Kasich pushes equal funding for schools

Staff Writer
Area superintendents, who attended a meeting Thursday in Columbus, learned of a pleasant surprise regarding school funding as the basics of a Gov. John Kasich’s overhaul plan started to be revealed.
With most area school districts administrators waiting for the state budget plan to come out in early February, attendees at the meeting for the Buckeye Association of School Administrators (BASA) learned the plan will narrow tax-based disparities between richer and poorer school districts, reward innovation and expand access to vouchers.
Kasich’s plan guarantees no funding losses for the next two years, with Ohio school funding seeing an across the board 6 percent hike in fiscal year 2014, which starts July 1 and ends June 30, 2014, and another 3.2 percent increase for the state’s fiscal year 2015. In addition, a special fund of $300 million was set aside to reward districts with grants for innovation and efficiency.
Kasich’s plan also guarantees that no schools will see funding cuts during the next biennial operations budget and special funds will be set aside for schools educating disabled students, students learning to speak English, and money to support gifted and talented students as well as high school students taking college classes.
The proposal will expand vouchers allowing parents to move children from low-performing schools to private schools.
For area superintendents, the information was welcomed but the plan still needs to clear the General Assembly. The proposal could result in funding increases for the Wapakoneta, Waynesfield-Goshen, and Botkins school districts.
Wapakoneta City Schools Superintendent Keith Horner said he was encouraged by the initial message the budget sends to local districts.
“The message was positive, and I will take a positive message at this point,” Horner said.
Horner said he was fairly optimistic of the plan but he also was a bit skeptical since the final funding formula must still be passed by the General Assembly.
“One mill in Wapakoneta is drastically different from 1 mill in Arlington,” Horner said. “This likely will help the smaller rural districts. I don’t want to speculate, but I don’t think there will be any major changes.”
A key to the proposal is of the guarantee that no districts would see any budget cuts.
“Nobody will get less than what they got last year,” Horner said.
Botkins Local Schools Superintendent Connie Schneider said she was pleased with the governor’s plan.
“I was concerned with the fact that we may see a funding cut,” Schneider said. “Basically, I was pleased with what the governor said. I have always thought that all students are entitled to the same opportunities and he is going to do that.”
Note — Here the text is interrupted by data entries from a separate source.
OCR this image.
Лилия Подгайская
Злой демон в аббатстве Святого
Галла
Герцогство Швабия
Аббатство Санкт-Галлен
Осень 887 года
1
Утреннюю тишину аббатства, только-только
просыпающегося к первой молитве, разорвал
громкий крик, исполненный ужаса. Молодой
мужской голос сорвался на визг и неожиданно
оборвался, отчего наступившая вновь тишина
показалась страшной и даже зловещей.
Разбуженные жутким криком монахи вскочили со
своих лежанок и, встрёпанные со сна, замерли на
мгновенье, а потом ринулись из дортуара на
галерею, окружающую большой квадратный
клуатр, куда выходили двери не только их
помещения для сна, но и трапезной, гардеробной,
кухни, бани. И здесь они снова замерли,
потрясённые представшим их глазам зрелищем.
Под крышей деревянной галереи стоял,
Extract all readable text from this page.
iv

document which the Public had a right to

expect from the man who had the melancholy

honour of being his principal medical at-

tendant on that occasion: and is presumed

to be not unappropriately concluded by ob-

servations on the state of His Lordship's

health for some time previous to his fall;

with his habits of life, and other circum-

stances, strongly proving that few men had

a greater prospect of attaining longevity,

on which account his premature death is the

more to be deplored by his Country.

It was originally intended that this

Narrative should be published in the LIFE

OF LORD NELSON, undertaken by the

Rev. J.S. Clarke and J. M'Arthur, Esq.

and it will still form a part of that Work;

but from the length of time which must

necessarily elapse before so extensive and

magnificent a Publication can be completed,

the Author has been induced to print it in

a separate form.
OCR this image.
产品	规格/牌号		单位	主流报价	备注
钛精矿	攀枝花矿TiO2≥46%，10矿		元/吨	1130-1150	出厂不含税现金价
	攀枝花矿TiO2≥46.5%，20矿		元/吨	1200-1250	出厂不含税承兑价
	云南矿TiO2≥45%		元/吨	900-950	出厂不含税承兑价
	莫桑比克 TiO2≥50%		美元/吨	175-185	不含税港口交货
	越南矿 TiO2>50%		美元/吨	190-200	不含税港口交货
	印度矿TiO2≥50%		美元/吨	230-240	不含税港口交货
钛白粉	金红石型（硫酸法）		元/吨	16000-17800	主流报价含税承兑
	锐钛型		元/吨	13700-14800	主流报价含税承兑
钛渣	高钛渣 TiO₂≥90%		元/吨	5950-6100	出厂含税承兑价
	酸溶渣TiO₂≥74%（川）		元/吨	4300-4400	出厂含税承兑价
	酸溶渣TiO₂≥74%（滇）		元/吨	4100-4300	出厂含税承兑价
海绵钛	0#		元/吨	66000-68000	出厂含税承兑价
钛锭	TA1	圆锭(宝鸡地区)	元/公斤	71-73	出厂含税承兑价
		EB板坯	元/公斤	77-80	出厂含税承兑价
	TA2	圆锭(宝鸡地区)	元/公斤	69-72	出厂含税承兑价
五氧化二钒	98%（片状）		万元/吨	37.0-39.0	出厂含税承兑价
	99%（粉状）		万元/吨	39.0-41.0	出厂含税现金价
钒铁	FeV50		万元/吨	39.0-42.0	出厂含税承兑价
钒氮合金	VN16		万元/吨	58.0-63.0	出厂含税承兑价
The 96th percentile of all the districts in the state, which amounts to 21 public school districts, will be brought up to be funded at a tax base level of $250,000 in property value per student to ease disparities in millage levels from local levies.
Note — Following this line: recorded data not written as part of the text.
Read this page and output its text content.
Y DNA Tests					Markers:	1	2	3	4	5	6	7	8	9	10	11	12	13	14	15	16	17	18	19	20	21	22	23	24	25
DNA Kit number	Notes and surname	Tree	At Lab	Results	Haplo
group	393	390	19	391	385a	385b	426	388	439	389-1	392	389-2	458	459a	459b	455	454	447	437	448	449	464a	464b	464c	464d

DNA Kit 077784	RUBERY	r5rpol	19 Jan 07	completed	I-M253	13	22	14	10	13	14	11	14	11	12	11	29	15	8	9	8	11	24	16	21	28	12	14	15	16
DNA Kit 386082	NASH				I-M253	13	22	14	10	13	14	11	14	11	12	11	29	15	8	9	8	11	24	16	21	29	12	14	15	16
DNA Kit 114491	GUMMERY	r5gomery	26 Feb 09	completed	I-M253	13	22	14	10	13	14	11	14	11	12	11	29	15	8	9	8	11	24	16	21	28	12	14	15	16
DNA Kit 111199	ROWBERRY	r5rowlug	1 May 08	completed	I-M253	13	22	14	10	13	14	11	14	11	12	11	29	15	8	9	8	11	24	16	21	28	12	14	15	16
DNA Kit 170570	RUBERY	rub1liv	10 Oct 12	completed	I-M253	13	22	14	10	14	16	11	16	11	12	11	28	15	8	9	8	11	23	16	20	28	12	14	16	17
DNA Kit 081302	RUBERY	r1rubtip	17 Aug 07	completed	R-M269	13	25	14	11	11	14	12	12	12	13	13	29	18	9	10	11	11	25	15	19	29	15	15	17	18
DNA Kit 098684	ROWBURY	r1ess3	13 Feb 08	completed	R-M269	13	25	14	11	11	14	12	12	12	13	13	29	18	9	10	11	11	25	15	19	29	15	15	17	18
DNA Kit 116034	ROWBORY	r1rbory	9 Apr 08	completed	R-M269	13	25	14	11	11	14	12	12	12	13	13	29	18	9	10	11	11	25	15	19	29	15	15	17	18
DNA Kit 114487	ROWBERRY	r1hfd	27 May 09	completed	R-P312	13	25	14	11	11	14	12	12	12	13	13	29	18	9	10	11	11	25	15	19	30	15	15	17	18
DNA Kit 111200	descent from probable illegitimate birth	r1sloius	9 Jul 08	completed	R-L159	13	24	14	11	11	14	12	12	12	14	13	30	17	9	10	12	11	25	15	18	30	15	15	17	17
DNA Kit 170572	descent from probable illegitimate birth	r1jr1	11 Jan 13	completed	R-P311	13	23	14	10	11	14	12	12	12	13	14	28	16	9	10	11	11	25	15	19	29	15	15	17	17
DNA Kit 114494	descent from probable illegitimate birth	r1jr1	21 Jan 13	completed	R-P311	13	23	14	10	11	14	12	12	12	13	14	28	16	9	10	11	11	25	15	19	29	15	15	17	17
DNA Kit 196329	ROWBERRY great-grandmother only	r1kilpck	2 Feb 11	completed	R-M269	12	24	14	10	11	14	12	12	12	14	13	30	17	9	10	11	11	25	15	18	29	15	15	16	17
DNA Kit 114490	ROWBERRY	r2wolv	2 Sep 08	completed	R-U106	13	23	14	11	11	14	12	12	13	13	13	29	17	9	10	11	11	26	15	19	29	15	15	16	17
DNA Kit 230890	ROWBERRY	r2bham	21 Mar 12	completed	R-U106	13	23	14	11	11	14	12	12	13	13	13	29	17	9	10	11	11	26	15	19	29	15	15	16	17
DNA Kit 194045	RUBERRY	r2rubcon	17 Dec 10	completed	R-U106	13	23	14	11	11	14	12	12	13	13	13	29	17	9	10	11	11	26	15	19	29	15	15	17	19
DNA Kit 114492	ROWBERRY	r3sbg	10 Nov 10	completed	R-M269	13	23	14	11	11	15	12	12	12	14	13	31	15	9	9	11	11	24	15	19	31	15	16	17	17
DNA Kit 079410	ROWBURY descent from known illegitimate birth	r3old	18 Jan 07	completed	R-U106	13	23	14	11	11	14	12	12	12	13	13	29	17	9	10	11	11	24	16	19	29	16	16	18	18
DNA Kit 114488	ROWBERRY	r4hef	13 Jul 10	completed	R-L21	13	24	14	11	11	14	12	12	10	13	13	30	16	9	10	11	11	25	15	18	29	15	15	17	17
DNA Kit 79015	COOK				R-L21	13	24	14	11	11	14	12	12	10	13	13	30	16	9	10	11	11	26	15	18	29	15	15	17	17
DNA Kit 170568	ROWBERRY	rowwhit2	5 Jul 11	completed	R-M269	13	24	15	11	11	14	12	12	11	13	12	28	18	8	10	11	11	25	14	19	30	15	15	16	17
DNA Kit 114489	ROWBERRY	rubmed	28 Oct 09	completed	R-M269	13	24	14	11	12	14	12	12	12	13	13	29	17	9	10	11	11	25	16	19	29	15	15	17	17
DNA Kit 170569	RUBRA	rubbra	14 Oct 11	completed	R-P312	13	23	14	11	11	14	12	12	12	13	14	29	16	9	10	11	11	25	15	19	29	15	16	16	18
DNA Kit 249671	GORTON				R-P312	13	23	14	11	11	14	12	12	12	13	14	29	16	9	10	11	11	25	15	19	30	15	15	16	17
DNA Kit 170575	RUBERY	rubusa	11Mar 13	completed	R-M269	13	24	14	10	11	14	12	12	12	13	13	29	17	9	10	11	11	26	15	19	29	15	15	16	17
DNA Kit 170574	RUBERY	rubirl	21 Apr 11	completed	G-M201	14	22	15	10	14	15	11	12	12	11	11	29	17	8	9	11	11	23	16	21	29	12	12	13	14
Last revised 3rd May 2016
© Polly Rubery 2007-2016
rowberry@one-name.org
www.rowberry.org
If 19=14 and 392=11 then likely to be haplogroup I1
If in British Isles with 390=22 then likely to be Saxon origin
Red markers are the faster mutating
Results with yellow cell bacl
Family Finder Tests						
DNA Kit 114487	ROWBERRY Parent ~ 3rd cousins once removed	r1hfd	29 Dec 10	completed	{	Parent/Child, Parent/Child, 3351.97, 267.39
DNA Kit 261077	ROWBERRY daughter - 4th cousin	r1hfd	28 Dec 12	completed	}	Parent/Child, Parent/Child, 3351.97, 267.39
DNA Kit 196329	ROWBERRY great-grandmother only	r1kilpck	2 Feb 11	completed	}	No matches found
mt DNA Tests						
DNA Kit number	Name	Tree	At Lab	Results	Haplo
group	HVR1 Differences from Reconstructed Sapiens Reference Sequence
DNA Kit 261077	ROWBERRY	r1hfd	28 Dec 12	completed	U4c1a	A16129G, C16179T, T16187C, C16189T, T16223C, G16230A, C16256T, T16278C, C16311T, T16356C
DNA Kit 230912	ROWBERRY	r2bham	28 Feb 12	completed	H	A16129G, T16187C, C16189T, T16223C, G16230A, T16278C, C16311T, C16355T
For districts with lower property value evaluations, such as Waynesfield-Goshen, which is in the bottom 10 percent, and Botkins, which had its new school project funded at 75 percent due to lower end values, the plan could likely result in increases in funding well above the 6 percent average increase statewide.
“The core of this proposal is that the governor said he wants to fund all students no matter where they are at,” Waynesfield-Goshen Local Schools Superindentent Chris Pfister said. “Being in the bottom 10 percent in property evaluation, we cannot generate what others do with a levy. We will not have the inequity anymore. It is the most phenomenal thing I have heard about school funding in years.”
Pfister shared the move should prove to be a positive for Waynesfield-Goshen Local Schools because it should result in a significant funding increase for the district.
The area district superintendents also agreed that they were encouraged by Kasich’s decision to unveil the plan to administrators first.